If that explanation made absolutely no sense to you, then the rest of Wizard Quest won't, either. This is an attraction firmly planted in the fantasy game geek-o-sphere.
If you're one of those people who can't get enough D&D and WoW (or if you're under 13), Wizard Quest will seem perfectly natural.
You pay your admission and are handed a small card with riddles that must be answered, and a brochure with an affixed bar code label. Both are necessary to your success in Wizard Quest, and both are flimsy and subject to catastrophic damage as you crawl around in the dark (more about that in a minute). "We used to have bracelets," the cash register kid told us, referring to the brochures. "But we ran out." Bring a pocket protector and a penlight.
The door opens and you enter a Library to watch an introductory video. "Ah mortals, I knew you would come!" says a bearded wizard. "Here begins your adventure in the chamber of wisdom, where books speak volumes of misty history...." The paintings (video monitors in gilt frames) come to life as each of the four wizards begs, "Find Me! Release Me!" Then a second set of doors opens. "And so the quest begins! Come together through the swirling portal...."
You walk through a rotating, glowing fun house barrel and emerge onto a metal balcony overlooking a large room. As your eyes adjust to the dim light, you see a sparkly, turreted castle guarded by a unicorn with gold hoofs, fairies dangling from the ceiling, and lots of fake plants and rocks. There's a mirror maze that looks like an enchanted forest, kind of, and more video screens populated by fantasy folk.

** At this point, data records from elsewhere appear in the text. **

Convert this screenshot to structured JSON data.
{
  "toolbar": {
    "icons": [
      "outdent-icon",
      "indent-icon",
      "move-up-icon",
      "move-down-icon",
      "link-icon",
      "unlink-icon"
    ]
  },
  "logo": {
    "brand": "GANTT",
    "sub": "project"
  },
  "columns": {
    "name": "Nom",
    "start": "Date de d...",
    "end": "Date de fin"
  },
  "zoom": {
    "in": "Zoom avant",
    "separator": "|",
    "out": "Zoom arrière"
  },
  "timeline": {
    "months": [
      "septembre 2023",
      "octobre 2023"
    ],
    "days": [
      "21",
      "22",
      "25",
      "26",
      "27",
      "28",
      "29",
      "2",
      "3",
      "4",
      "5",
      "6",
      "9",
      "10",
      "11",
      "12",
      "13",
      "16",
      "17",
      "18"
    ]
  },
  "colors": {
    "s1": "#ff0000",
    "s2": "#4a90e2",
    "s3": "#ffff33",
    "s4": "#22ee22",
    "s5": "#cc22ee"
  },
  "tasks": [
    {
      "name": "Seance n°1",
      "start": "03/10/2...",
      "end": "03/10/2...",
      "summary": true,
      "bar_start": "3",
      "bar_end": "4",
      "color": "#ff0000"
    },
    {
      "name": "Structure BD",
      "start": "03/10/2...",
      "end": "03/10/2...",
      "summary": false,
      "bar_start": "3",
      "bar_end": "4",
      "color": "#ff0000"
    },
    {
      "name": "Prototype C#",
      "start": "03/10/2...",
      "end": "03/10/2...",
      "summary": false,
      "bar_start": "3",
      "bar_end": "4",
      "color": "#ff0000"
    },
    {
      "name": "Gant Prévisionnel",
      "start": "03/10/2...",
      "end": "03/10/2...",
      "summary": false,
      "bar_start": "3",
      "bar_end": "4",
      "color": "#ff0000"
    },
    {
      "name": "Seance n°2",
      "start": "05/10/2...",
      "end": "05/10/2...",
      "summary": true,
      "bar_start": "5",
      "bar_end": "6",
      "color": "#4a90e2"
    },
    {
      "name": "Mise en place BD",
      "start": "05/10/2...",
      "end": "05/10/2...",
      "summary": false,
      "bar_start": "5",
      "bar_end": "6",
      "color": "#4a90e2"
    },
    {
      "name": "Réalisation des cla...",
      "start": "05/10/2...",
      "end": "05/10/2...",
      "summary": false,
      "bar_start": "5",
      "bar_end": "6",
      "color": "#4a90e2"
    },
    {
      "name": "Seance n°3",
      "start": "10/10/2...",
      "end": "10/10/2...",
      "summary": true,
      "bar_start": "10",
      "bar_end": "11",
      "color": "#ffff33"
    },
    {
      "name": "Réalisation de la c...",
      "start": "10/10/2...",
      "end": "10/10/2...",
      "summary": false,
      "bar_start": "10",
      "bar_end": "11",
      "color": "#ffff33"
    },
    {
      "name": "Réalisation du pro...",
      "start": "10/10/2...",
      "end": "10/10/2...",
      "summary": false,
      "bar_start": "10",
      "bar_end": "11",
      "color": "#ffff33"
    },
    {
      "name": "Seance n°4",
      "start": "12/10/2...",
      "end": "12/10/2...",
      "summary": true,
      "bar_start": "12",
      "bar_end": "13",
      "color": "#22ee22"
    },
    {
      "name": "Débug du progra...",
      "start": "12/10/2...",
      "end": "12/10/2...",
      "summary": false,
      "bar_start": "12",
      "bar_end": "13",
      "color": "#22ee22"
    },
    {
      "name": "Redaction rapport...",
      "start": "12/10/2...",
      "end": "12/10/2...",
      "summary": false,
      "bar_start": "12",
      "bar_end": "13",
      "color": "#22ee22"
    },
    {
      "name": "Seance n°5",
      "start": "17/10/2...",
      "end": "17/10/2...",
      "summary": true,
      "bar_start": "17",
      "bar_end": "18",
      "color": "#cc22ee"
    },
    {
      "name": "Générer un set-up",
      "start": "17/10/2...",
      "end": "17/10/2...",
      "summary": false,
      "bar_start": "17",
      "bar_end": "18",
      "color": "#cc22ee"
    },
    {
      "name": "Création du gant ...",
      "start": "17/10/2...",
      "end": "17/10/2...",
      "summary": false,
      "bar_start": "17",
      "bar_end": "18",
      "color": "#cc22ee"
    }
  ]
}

Wizard Quest claims to occupy a labyrinthine 13,000 square feet, and much of it can only be reached by crawling or climbing or sliding along concealed passageways.
The attraction was filled with "questers" when we visited, most of them racing about trying to find the hidden answers to their riddles. Everyone at some point converges on Dragon Junction, a room filled with a mix of gargoyles, bar code readers, and office cubicle computer hardware.

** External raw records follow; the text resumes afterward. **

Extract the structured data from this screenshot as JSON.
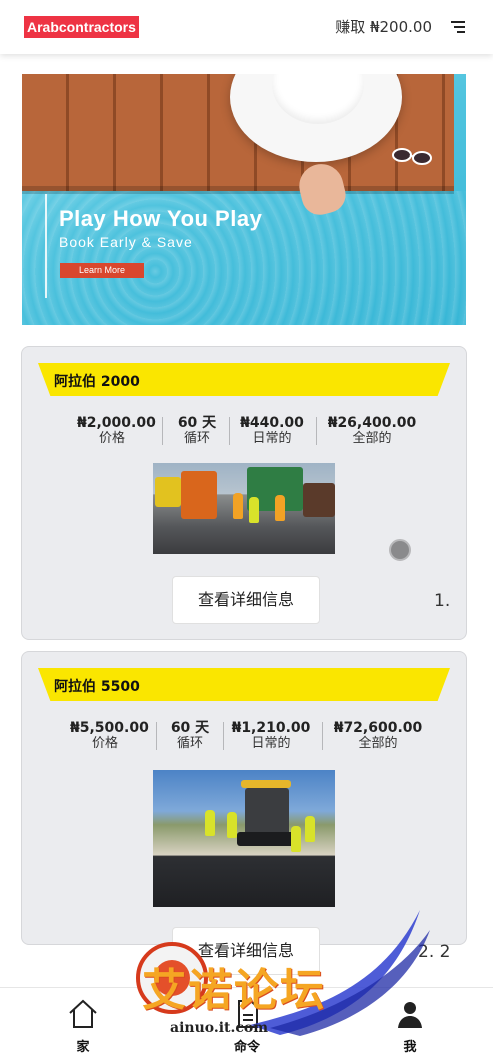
{
  "header": {
    "logo_text": "Arabcontractors",
    "earn_text": "赚取 ₦200.00",
    "menu_icon": "menu-icon"
  },
  "banner": {
    "title": "Play How You Play",
    "subtitle": "Book Early & Save",
    "button_label": "Learn More"
  },
  "plans": [
    {
      "name": "阿拉伯 2000",
      "price_value": "₦2,000.00",
      "price_label": "价格",
      "cycle_value": "60 天",
      "cycle_label": "循环",
      "daily_value": "₦440.00",
      "daily_label": "日常的",
      "total_value": "₦26,400.00",
      "total_label": "全部的",
      "button_label": "查看详细信息",
      "index": "1."
    },
    {
      "name": "阿拉伯 5500",
      "price_value": "₦5,500.00",
      "price_label": "价格",
      "cycle_value": "60 天",
      "cycle_label": "循环",
      "daily_value": "₦1,210.00",
      "daily_label": "日常的",
      "total_value": "₦72,600.00",
      "total_label": "全部的",
      "button_label": "查看详细信息",
      "index": "2. 2"
    }
  ],
  "bottom_nav": {
    "items": [
      {
        "label": "家",
        "icon": "home-icon"
      },
      {
        "label": "命令",
        "icon": "document-icon"
      },
      {
        "label": "我",
        "icon": "user-icon"
      }
    ]
  },
  "watermark": {
    "text": "艾诺论坛",
    "url": "ainuo.it.com"
  }
}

The motivation for all of this frenetic activity is a 60-minute time limit, at which point you must have earned the required number of glimmers, or you don't get a 10 percent off card to a few attractions nearby. If you've crumpled your bar code on a tube slide, or lost it in a secret tunnel, too bad. Those who don't care about the discount can stay as long as they like, or walk out the door whenever they want.
There's lots of earnestness among the participants at Wizard Quest. But it is only a bricks-and-mortar approximation of fantasy. The Real World intrudes. The animatronic dragon was out-of-service when we visited, and a couple of video pixies and dwarfs were fading, and one keyboard had already departed for the Undying Lands.
Which is all the more reason to get to Wizard Quest now. Maybe you'll feel embarrassed without a ten-year-old in tow. But Wizard Quest is the Aquarena Springs or Enterprise Square USA of the moment -- one of those techno-cultural waypoints that you really should visit while it's here, or regret that you didn't after it's gone.